The inner loop would be O(lgN) since k is doubling after each iteration. The outer loop is clearly O(N), making the whole code:
O(N)*O(lgN) = O(NlgN).
Yes it is in O(n log n) but the base does not matter in big O notation since f=n \cdot log_2(n)
\in \mathcal{O}(log_2(n) * n ) \subseteq \mathcal{O}(\frac{ln(n)}{ln(2)} * n ) \subseteq \mathcal{O}(log(n) * n ) \ni f = n \cdot ln (n) i.e.
Note the log at the end should still be ln, but people are not caring about the confusion to whenever log is to the base of 10 or e since it does not matter in big O.

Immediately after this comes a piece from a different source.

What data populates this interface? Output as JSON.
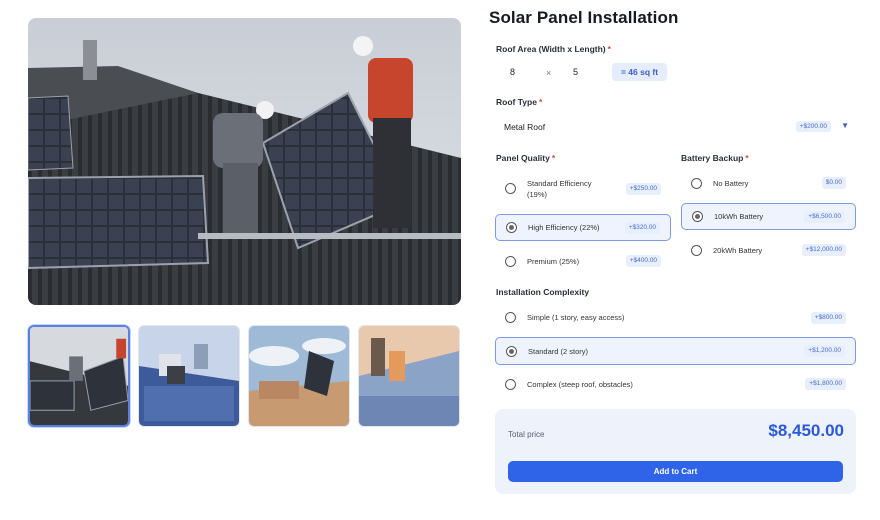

So even for(int k = 2; k<N; k*= k) would be the same in complexity when using big O notation. However sometimes people are writing down the constant factors when comparing very minor optimisations, but thats not feasible unless you are talking about the quick sort implementation that runs on billions of instances around the world.
For the part how we can be sure that your inner loop is in deed bound by log(n) I kind of also did not find a nice math proof. Of course executing it is kind of a proof, but my theoretical approach is that, we can agree the inner loop executes as often as your function k *= 2 needs a bigger argument to reach n, so where k(x) >= n, and what do we know which x do we need to get the k(x) we want, is the inverse function k^(-1), and the inverse functions for 2^x is log_2(x).